If that were the only major difference, Google would still have 4 stars with
the 5th undecided. Google now have 3 stars.

>Your accusations of bias because Google isn't funding the EFF are, frankly,
ridiculous.

To be clear, I am not accusing EFF of bias _against_ Google.

Other privacy organisations have literally accused the EFF of lobbying for
Google. From Wikipedia:

"In 2011, the EFF received $1 million from Google as part of a settlement of a
class action related to privacy issues involving Google Buzz.

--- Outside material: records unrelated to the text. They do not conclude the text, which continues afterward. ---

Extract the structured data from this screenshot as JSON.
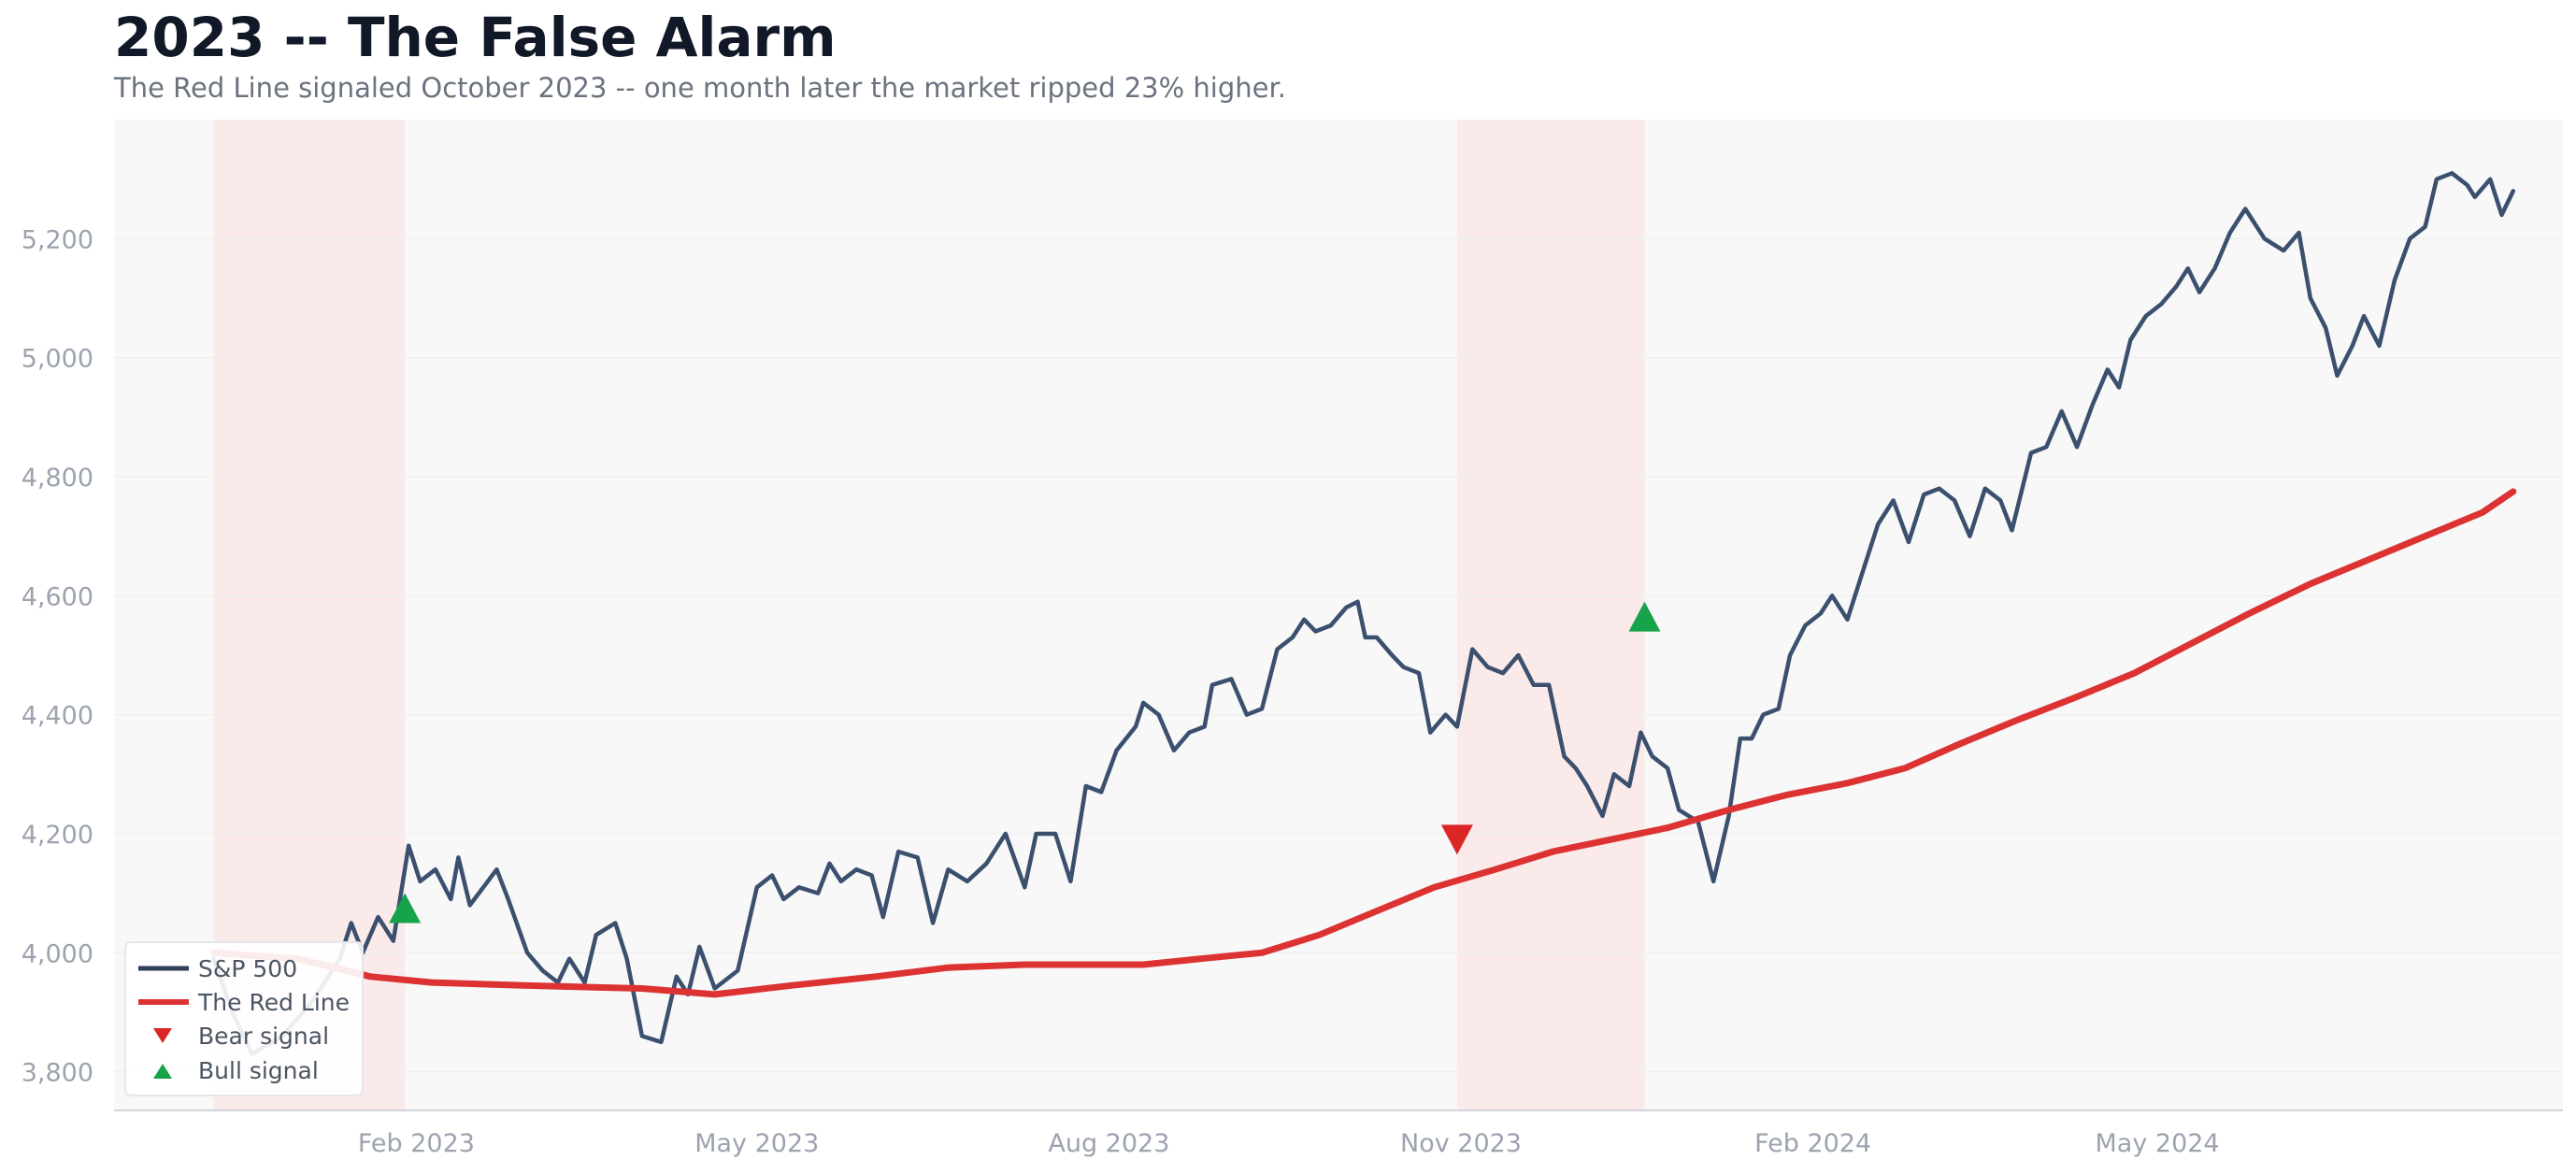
{
  "header": {
    "title": "2023 -- The False Alarm",
    "subtitle": "The Red Line signaled October 2023 -- one month later the market ripped 23% higher."
  },
  "colors": {
    "sp500": "#3b4f6e",
    "red_line": "#dc3232",
    "bear": "#dc2626",
    "bull": "#16a34a",
    "shade": "#fbeaea",
    "plot_bg": "#f8f8f8",
    "grid": "#efefef",
    "tick_text": "#9ca3af"
  },
  "chart_data": {
    "type": "line",
    "title": "2023 -- The False Alarm",
    "subtitle": "The Red Line signaled October 2023 -- one month later the market ripped 23% higher.",
    "xlabel": "",
    "ylabel": "",
    "xlim": [
      "2022-11-14",
      "2024-08-15"
    ],
    "ylim": [
      3735,
      5400
    ],
    "x_ticks": [
      {
        "date": "2023-02-01",
        "label": "Feb 2023"
      },
      {
        "date": "2023-05-01",
        "label": "May 2023"
      },
      {
        "date": "2023-08-01",
        "label": "Aug 2023"
      },
      {
        "date": "2023-11-01",
        "label": "Nov 2023"
      },
      {
        "date": "2024-02-01",
        "label": "Feb 2024"
      },
      {
        "date": "2024-05-01",
        "label": "May 2024"
      }
    ],
    "y_ticks": [
      {
        "value": 3800,
        "label": "3,800"
      },
      {
        "value": 4000,
        "label": "4,000"
      },
      {
        "value": 4200,
        "label": "4,200"
      },
      {
        "value": 4400,
        "label": "4,400"
      },
      {
        "value": 4600,
        "label": "4,600"
      },
      {
        "value": 4800,
        "label": "4,800"
      },
      {
        "value": 5000,
        "label": "5,000"
      },
      {
        "value": 5200,
        "label": "5,200"
      }
    ],
    "grid": "horizontal",
    "legend_position": "bottom-left",
    "shaded_regions": [
      {
        "start": "2022-12-10",
        "end": "2023-01-29"
      },
      {
        "start": "2023-10-31",
        "end": "2023-12-19"
      }
    ],
    "series": [
      {
        "name": "S&P 500",
        "kind": "line",
        "points": [
          [
            "2022-12-10",
            3990
          ],
          [
            "2022-12-15",
            3900
          ],
          [
            "2022-12-20",
            3830
          ],
          [
            "2022-12-28",
            3860
          ],
          [
            "2023-01-05",
            3920
          ],
          [
            "2023-01-12",
            3990
          ],
          [
            "2023-01-15",
            4050
          ],
          [
            "2023-01-18",
            4000
          ],
          [
            "2023-01-22",
            4060
          ],
          [
            "2023-01-26",
            4020
          ],
          [
            "2023-01-30",
            4180
          ],
          [
            "2023-02-02",
            4120
          ],
          [
            "2023-02-06",
            4140
          ],
          [
            "2023-02-10",
            4090
          ],
          [
            "2023-02-12",
            4160
          ],
          [
            "2023-02-15",
            4080
          ],
          [
            "2023-02-22",
            4140
          ],
          [
            "2023-02-25",
            4090
          ],
          [
            "2023-03-02",
            4000
          ],
          [
            "2023-03-06",
            3970
          ],
          [
            "2023-03-10",
            3950
          ],
          [
            "2023-03-13",
            3990
          ],
          [
            "2023-03-17",
            3950
          ],
          [
            "2023-03-20",
            4030
          ],
          [
            "2023-03-25",
            4050
          ],
          [
            "2023-03-28",
            3990
          ],
          [
            "2023-04-01",
            3860
          ],
          [
            "2023-04-06",
            3850
          ],
          [
            "2023-04-10",
            3960
          ],
          [
            "2023-04-13",
            3930
          ],
          [
            "2023-04-16",
            4010
          ],
          [
            "2023-04-20",
            3940
          ],
          [
            "2023-04-26",
            3970
          ],
          [
            "2023-05-01",
            4110
          ],
          [
            "2023-05-05",
            4130
          ],
          [
            "2023-05-08",
            4090
          ],
          [
            "2023-05-12",
            4110
          ],
          [
            "2023-05-17",
            4100
          ],
          [
            "2023-05-20",
            4150
          ],
          [
            "2023-05-23",
            4120
          ],
          [
            "2023-05-27",
            4140
          ],
          [
            "2023-05-31",
            4130
          ],
          [
            "2023-06-03",
            4060
          ],
          [
            "2023-06-07",
            4170
          ],
          [
            "2023-06-12",
            4160
          ],
          [
            "2023-06-16",
            4050
          ],
          [
            "2023-06-20",
            4140
          ],
          [
            "2023-06-25",
            4120
          ],
          [
            "2023-06-30",
            4150
          ],
          [
            "2023-07-05",
            4200
          ],
          [
            "2023-07-10",
            4110
          ],
          [
            "2023-07-13",
            4200
          ],
          [
            "2023-07-18",
            4200
          ],
          [
            "2023-07-22",
            4120
          ],
          [
            "2023-07-26",
            4280
          ],
          [
            "2023-07-30",
            4270
          ],
          [
            "2023-08-03",
            4340
          ],
          [
            "2023-08-08",
            4380
          ],
          [
            "2023-08-10",
            4420
          ],
          [
            "2023-08-14",
            4400
          ],
          [
            "2023-08-18",
            4340
          ],
          [
            "2023-08-22",
            4370
          ],
          [
            "2023-08-26",
            4380
          ],
          [
            "2023-08-28",
            4450
          ],
          [
            "2023-09-02",
            4460
          ],
          [
            "2023-09-06",
            4400
          ],
          [
            "2023-09-10",
            4410
          ],
          [
            "2023-09-14",
            4510
          ],
          [
            "2023-09-18",
            4530
          ],
          [
            "2023-09-21",
            4560
          ],
          [
            "2023-09-24",
            4540
          ],
          [
            "2023-09-28",
            4550
          ],
          [
            "2023-10-02",
            4580
          ],
          [
            "2023-10-05",
            4590
          ],
          [
            "2023-10-07",
            4530
          ],
          [
            "2023-10-10",
            4530
          ],
          [
            "2023-10-14",
            4500
          ],
          [
            "2023-10-17",
            4480
          ],
          [
            "2023-10-21",
            4470
          ],
          [
            "2023-10-24",
            4370
          ],
          [
            "2023-10-28",
            4400
          ],
          [
            "2023-10-31",
            4380
          ],
          [
            "2023-11-04",
            4510
          ],
          [
            "2023-11-08",
            4480
          ],
          [
            "2023-11-12",
            4470
          ],
          [
            "2023-11-16",
            4500
          ],
          [
            "2023-11-20",
            4450
          ],
          [
            "2023-11-24",
            4450
          ],
          [
            "2023-11-28",
            4330
          ],
          [
            "2023-12-01",
            4310
          ],
          [
            "2023-12-04",
            4280
          ],
          [
            "2023-12-08",
            4230
          ],
          [
            "2023-12-11",
            4300
          ],
          [
            "2023-12-15",
            4280
          ],
          [
            "2023-12-18",
            4370
          ],
          [
            "2023-12-21",
            4330
          ],
          [
            "2023-12-25",
            4310
          ],
          [
            "2023-12-28",
            4240
          ],
          [
            "2024-01-02",
            4220
          ],
          [
            "2024-01-06",
            4120
          ],
          [
            "2024-01-10",
            4230
          ],
          [
            "2024-01-13",
            4360
          ],
          [
            "2024-01-16",
            4360
          ],
          [
            "2024-01-19",
            4400
          ],
          [
            "2024-01-23",
            4410
          ],
          [
            "2024-01-26",
            4500
          ],
          [
            "2024-01-30",
            4550
          ],
          [
            "2024-02-03",
            4570
          ],
          [
            "2024-02-06",
            4600
          ],
          [
            "2024-02-10",
            4560
          ],
          [
            "2024-02-14",
            4640
          ],
          [
            "2024-02-18",
            4720
          ],
          [
            "2024-02-22",
            4760
          ],
          [
            "2024-02-26",
            4690
          ],
          [
            "2024-03-01",
            4770
          ],
          [
            "2024-03-05",
            4780
          ],
          [
            "2024-03-09",
            4760
          ],
          [
            "2024-03-13",
            4700
          ],
          [
            "2024-03-17",
            4780
          ],
          [
            "2024-03-21",
            4760
          ],
          [
            "2024-03-24",
            4710
          ],
          [
            "2024-03-29",
            4840
          ],
          [
            "2024-04-02",
            4850
          ],
          [
            "2024-04-06",
            4910
          ],
          [
            "2024-04-10",
            4850
          ],
          [
            "2024-04-14",
            4920
          ],
          [
            "2024-04-18",
            4980
          ],
          [
            "2024-04-21",
            4950
          ],
          [
            "2024-04-24",
            5030
          ],
          [
            "2024-04-28",
            5070
          ],
          [
            "2024-05-02",
            5090
          ],
          [
            "2024-05-06",
            5120
          ],
          [
            "2024-05-09",
            5150
          ],
          [
            "2024-05-12",
            5110
          ],
          [
            "2024-05-16",
            5150
          ],
          [
            "2024-05-20",
            5210
          ],
          [
            "2024-05-24",
            5250
          ],
          [
            "2024-05-29",
            5200
          ],
          [
            "2024-06-03",
            5180
          ],
          [
            "2024-06-07",
            5210
          ],
          [
            "2024-06-10",
            5100
          ],
          [
            "2024-06-14",
            5050
          ],
          [
            "2024-06-17",
            4970
          ],
          [
            "2024-06-21",
            5020
          ],
          [
            "2024-06-24",
            5070
          ],
          [
            "2024-06-28",
            5020
          ],
          [
            "2024-07-02",
            5130
          ],
          [
            "2024-07-06",
            5200
          ],
          [
            "2024-07-10",
            5220
          ],
          [
            "2024-07-13",
            5300
          ],
          [
            "2024-07-17",
            5310
          ],
          [
            "2024-07-21",
            5290
          ],
          [
            "2024-07-23",
            5270
          ],
          [
            "2024-07-27",
            5300
          ],
          [
            "2024-07-30",
            5240
          ],
          [
            "2024-08-02",
            5280
          ]
        ]
      },
      {
        "name": "The Red Line",
        "kind": "line",
        "points": [
          [
            "2022-12-10",
            4000
          ],
          [
            "2023-01-01",
            3990
          ],
          [
            "2023-01-20",
            3960
          ],
          [
            "2023-02-05",
            3950
          ],
          [
            "2023-03-01",
            3945
          ],
          [
            "2023-04-01",
            3940
          ],
          [
            "2023-04-20",
            3930
          ],
          [
            "2023-05-10",
            3945
          ],
          [
            "2023-06-01",
            3960
          ],
          [
            "2023-06-20",
            3975
          ],
          [
            "2023-07-10",
            3980
          ],
          [
            "2023-08-10",
            3980
          ],
          [
            "2023-08-25",
            3990
          ],
          [
            "2023-09-10",
            4000
          ],
          [
            "2023-09-25",
            4030
          ],
          [
            "2023-10-10",
            4070
          ],
          [
            "2023-10-25",
            4110
          ],
          [
            "2023-11-10",
            4140
          ],
          [
            "2023-11-25",
            4170
          ],
          [
            "2023-12-10",
            4190
          ],
          [
            "2023-12-25",
            4210
          ],
          [
            "2024-01-10",
            4240
          ],
          [
            "2024-01-25",
            4265
          ],
          [
            "2024-02-10",
            4285
          ],
          [
            "2024-02-25",
            4310
          ],
          [
            "2024-03-10",
            4350
          ],
          [
            "2024-03-25",
            4390
          ],
          [
            "2024-04-10",
            4430
          ],
          [
            "2024-04-25",
            4470
          ],
          [
            "2024-05-10",
            4520
          ],
          [
            "2024-05-25",
            4570
          ],
          [
            "2024-06-10",
            4620
          ],
          [
            "2024-06-25",
            4660
          ],
          [
            "2024-07-10",
            4700
          ],
          [
            "2024-07-25",
            4740
          ],
          [
            "2024-08-02",
            4775
          ]
        ]
      },
      {
        "name": "Bear signal",
        "kind": "marker",
        "marker": "triangle-down",
        "points": [
          [
            "2023-10-31",
            4190
          ]
        ]
      },
      {
        "name": "Bull signal",
        "kind": "marker",
        "marker": "triangle-up",
        "points": [
          [
            "2023-01-29",
            4075
          ],
          [
            "2023-12-19",
            4565
          ]
        ]
      }
    ]
  }
}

EPIC and seven
other privacy-focused nonprofits protested that that the plaintiffs lawyers
and Google had, in effect, arranged to give the majority of those funds "to
organizations that are currently paid by Google to lobby for or to consult for
the company.""

Since then, the EFF spoke up loudly against the right to be forgotten (Google
Spain v AEPD and Mario Costeja González), even though this is considered a
privacy basic by EU data protection principles.

------
yuvadam
Curious if there's any project that aggregates all the transparency data data
into a nice CSV, could be useful to chart and track trends.

------
dimino
The stars should link to sources of each of these categories, that'd be cool.

------
ytdht
Microsoft opposes backdoors but not some process that is very similar that
allows "legitimate legal requests" to be fulfilled ...